The answer is certainly NO.
Along with its million contradictions, the country is seemingly trying to grapple with its dilemma on capital punishment as well. Faced with about 255,000 reported violent crimes in a year, including 34,000 murders and 31,000 attempts-to-murder, it wants to look tough, but when it comes to the crux-situation, it palpitates and develops cold feet.
That just one person, alone in a massive mansion, the President, has the final say on the execution, makes it highly personal and eerie. After all, death penalty, as Amnesty International says, is cold-blooded murder and nobody wants to have blood on their hands. It can be as frightening as preparing the noose.
Probably, that is why independent India has executed only 36 people in the last 65 years while America, a country with less than one-fourth of its population and stronger jails, has killed more people in just one year (2011). In India, more than 400 people have a death sentence on them and many of them could have disappeared from the face of the earth by now; but the country is happy to keep them in jails than sending them to the gallows. They certainly include terrible, remorseless criminals.

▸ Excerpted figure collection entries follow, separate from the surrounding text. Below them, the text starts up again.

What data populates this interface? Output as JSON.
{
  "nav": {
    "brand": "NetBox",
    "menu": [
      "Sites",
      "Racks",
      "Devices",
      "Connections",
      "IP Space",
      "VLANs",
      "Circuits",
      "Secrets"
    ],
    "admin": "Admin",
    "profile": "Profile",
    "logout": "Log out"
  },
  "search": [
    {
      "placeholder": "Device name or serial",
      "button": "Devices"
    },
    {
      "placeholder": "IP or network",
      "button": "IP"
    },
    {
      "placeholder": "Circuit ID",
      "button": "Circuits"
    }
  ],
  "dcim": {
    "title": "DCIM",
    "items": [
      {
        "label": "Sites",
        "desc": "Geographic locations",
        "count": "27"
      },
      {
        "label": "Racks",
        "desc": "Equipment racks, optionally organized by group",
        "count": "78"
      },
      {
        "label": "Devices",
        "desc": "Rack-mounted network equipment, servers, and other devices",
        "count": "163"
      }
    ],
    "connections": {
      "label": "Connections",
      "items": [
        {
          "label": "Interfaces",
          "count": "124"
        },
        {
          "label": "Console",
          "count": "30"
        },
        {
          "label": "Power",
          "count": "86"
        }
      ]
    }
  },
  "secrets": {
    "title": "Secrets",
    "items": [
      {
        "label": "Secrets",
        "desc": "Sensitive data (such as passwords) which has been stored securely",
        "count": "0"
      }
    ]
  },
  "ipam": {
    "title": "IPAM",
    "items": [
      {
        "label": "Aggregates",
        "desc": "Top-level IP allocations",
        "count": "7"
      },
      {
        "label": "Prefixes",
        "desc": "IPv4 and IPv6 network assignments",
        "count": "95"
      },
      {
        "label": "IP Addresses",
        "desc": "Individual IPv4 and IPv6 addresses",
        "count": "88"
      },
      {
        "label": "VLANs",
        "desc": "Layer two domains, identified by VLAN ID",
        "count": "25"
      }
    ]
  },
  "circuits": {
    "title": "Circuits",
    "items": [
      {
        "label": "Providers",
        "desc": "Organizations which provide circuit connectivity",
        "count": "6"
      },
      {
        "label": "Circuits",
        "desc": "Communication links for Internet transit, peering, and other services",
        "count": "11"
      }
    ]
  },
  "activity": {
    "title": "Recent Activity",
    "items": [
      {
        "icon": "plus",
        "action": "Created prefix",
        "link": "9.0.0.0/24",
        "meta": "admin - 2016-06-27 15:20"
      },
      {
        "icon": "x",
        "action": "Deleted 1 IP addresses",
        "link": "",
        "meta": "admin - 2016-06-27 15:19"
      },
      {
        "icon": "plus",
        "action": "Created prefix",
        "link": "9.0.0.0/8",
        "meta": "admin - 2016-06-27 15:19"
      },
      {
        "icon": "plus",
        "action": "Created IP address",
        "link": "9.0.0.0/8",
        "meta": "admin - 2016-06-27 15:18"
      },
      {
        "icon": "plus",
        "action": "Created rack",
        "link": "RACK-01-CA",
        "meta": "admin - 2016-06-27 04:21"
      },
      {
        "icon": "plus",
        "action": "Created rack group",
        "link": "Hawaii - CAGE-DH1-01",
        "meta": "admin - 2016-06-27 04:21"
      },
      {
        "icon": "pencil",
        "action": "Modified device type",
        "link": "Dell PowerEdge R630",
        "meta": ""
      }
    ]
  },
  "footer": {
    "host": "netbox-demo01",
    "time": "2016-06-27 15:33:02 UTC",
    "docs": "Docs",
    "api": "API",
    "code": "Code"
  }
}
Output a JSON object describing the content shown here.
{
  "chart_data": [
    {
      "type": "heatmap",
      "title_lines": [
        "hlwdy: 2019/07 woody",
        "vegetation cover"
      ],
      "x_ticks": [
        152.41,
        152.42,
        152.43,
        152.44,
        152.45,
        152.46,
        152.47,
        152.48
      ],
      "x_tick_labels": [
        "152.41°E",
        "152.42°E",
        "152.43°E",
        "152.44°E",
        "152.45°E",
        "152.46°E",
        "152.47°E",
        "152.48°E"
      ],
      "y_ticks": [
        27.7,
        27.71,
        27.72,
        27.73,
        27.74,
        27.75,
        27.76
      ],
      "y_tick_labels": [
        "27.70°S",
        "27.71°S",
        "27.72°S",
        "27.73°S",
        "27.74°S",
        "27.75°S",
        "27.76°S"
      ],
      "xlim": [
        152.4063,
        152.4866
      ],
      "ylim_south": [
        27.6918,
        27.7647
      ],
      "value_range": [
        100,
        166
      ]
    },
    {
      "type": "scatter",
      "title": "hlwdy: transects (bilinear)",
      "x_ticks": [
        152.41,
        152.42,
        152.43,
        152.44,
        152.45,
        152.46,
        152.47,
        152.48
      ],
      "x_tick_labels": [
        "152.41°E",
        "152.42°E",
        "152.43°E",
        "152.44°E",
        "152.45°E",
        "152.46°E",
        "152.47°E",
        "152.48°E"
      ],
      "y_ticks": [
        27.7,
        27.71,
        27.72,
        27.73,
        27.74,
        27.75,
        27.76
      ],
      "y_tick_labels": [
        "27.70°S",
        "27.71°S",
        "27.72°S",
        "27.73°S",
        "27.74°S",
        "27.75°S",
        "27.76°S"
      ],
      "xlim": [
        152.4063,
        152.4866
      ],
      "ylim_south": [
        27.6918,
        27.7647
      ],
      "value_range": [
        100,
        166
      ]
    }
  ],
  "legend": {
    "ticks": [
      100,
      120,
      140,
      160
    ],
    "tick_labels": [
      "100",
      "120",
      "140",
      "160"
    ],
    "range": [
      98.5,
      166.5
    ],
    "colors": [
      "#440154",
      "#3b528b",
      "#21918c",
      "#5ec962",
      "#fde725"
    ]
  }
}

In fact, President Pranab Mukherjee, by picking Kasab’s case out-of-turn early this month, when 14 others were still in the queue ahead of the Pakistani mercenary for his clemency, has wily-nilly conveyed this point that he is in no hurry in clearing other files. His predecessor, in fact, had sat on them for quite some time and commuted 35 out of 39 petitions to life imprisonment not without reasons.
And the reasons cannot be anything but the human dilemma of choosing between life and death.
There are reports on Wednesday that Mukherjee has sent the file on Afzal Guru to the Home Ministry, but it’s very unlikely that he is going to take a decision on him soon with general elections round the corner.
India’s record of executions could have been higher by three more cases — that of Rajiv Gandhi assassins Murugan, Santhan and Perarivalan. But successive Presidents obviously didn’t want to say no to them and hence passed the files. By the time, the previous President Pratibha Patil decided not to give clemency, they had sufficient grounds to go to courts all over again — "an unwarranted, illegal and unconstitutional delay" in executing their death sentence.
Their original mercy petition was filed in August 2000 and the Presidential decision came after 11 years. Now, their case citing the delay is pending in Madras High Court since August 2011 as they continue with their higher education from jail while their supporters gather public opinion for them.
India’s noticeable departure from capital punishment has been more than obvious at the judicial level too. Death penalty is an extremely rare judicial incident in the country, which is awarded only in “rarest of rare” cases.
The landmark 1980 Supreme Court judgment (Bachan Singh vs State of Punjab, 9 May 1980), which declared as unconstitutional the death penalty against the complainant, had necessitated remarkable judicial wisdom and grounds in awarding death sentences. On Tuesday, a day before Kasab was hanged, the Supreme Court had noted that there was no uniformity in application of the criteria laid down by the 1980 judgment, making lower courts more careful in awarding death sentences.
The point is, barring in cases such as that of Kasab, all is not lost on the death-penalty front in India. India is not as hopeless as China, Iran or even Bangladesh. The country is certainly moving towards a no punishment-by-death situation wherein its courts might still continue pronouncing death sentences in “rarest of rare” cases, but the rest of the system might hold them back.
Ideally, India should join the majority of nations that have abolished death penalty. It should certainly absorb the sentiment behind the increasing support by the comity of nations to the UN’s campaign for a moratorium on the practice and its abolition.
Since 2007, more and more countries are jumping to the other side. If in 2008, 46 countries opposed the UN resolution against death penalty, by 2012, it has fallen to 39. In 2008, 34 countries had abstained; by 2012, it has risen by two more countries.
Punishment by death, as the campaigners argue is against the Universal Declaration of Human Rights and a “premeditated and cold-blooded killing of a human being by the state.” The question is “can the state kill?” (also the title of a widely quoted, including by the SC bench in 1980, 1969 book by KG Subramaniam).
As the 1980 SC judgement noted, “In any secondary punishment, however terrible, there is hope; but death is death; its terrors cannot be described more forcibly.”
Death is death and it’s time that we stopped celebrating it and joined the growing tide of global opinion against it.